PapersRAG-1.5B, developed by Meta Research, is a specialized retrieval-augmented generation (RAG) system designed to assist researchers in exploring and answering questions about recent NLP papers from arXiv. It uniquely combines a lightweight Qwen 2.5 1.5B language model with a dynamic, daily-updated knowledge base of cs.CL paper abstracts.

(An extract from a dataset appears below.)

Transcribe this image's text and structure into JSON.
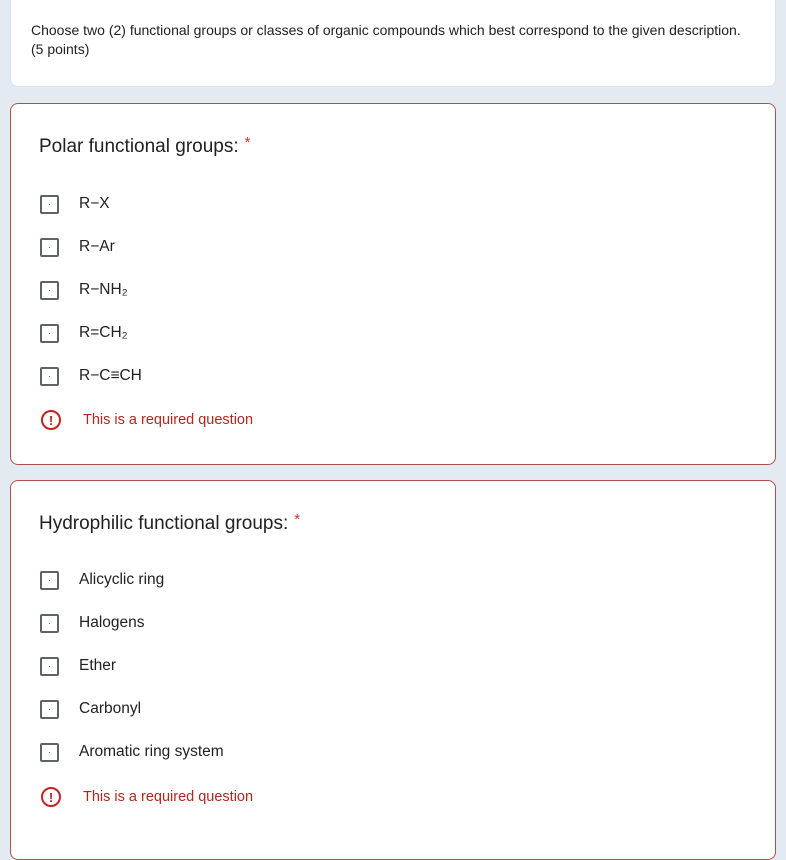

Key Capabilities & Features

  • Retrieval-Augmented Generation: Utilizes a sophisticated retrieval pipeline involving dense embeddings for initial candidate retrieval and a cross-encoder for re-ranking, ensuring only the most relevant information reaches the language model.
  • Hallucination Prevention: Explicitly designed to prioritize faithful, citation-backed answers. If no relevant paper is found, the model states so rather than fabricating information.
  • Automated Daily Updates: The knowledge base automatically expands by approximately 100 new cs.CL papers from arXiv every day, ensuring access to the latest research without manual upkeep.
  • Citation-Backed Answers: Every generated answer includes the title of the paper it draws from, enhancing trustworthiness and verifiability.
  • Lightweight & Efficient: Built on a 1.5B parameter language model, making it fast and coherent when grounded with good context.

Good For

  • Scientific Research Assistance: Ideal for scientists and students needing to locate information within indexed NLP papers.
  • Comparative Analysis: Answering questions like "What are the latest trends in retrieval-augmented generation?" within the NLP domain.
  • Surfacing Specific Details: Extracting methodological details or findings from indexed paper abstracts.
  • Applications Requiring Factual Grounding: Use cases where avoiding hallucination and providing verifiable sources are critical.

Limitations

  • Scope: Limited to cs.CL papers from arXiv and only indexes abstracts, not full paper texts.
  • Language: English only.
  • General-Purpose Chatbot: Not intended as a general-purpose chatbot; it will only answer based on its indexed knowledge.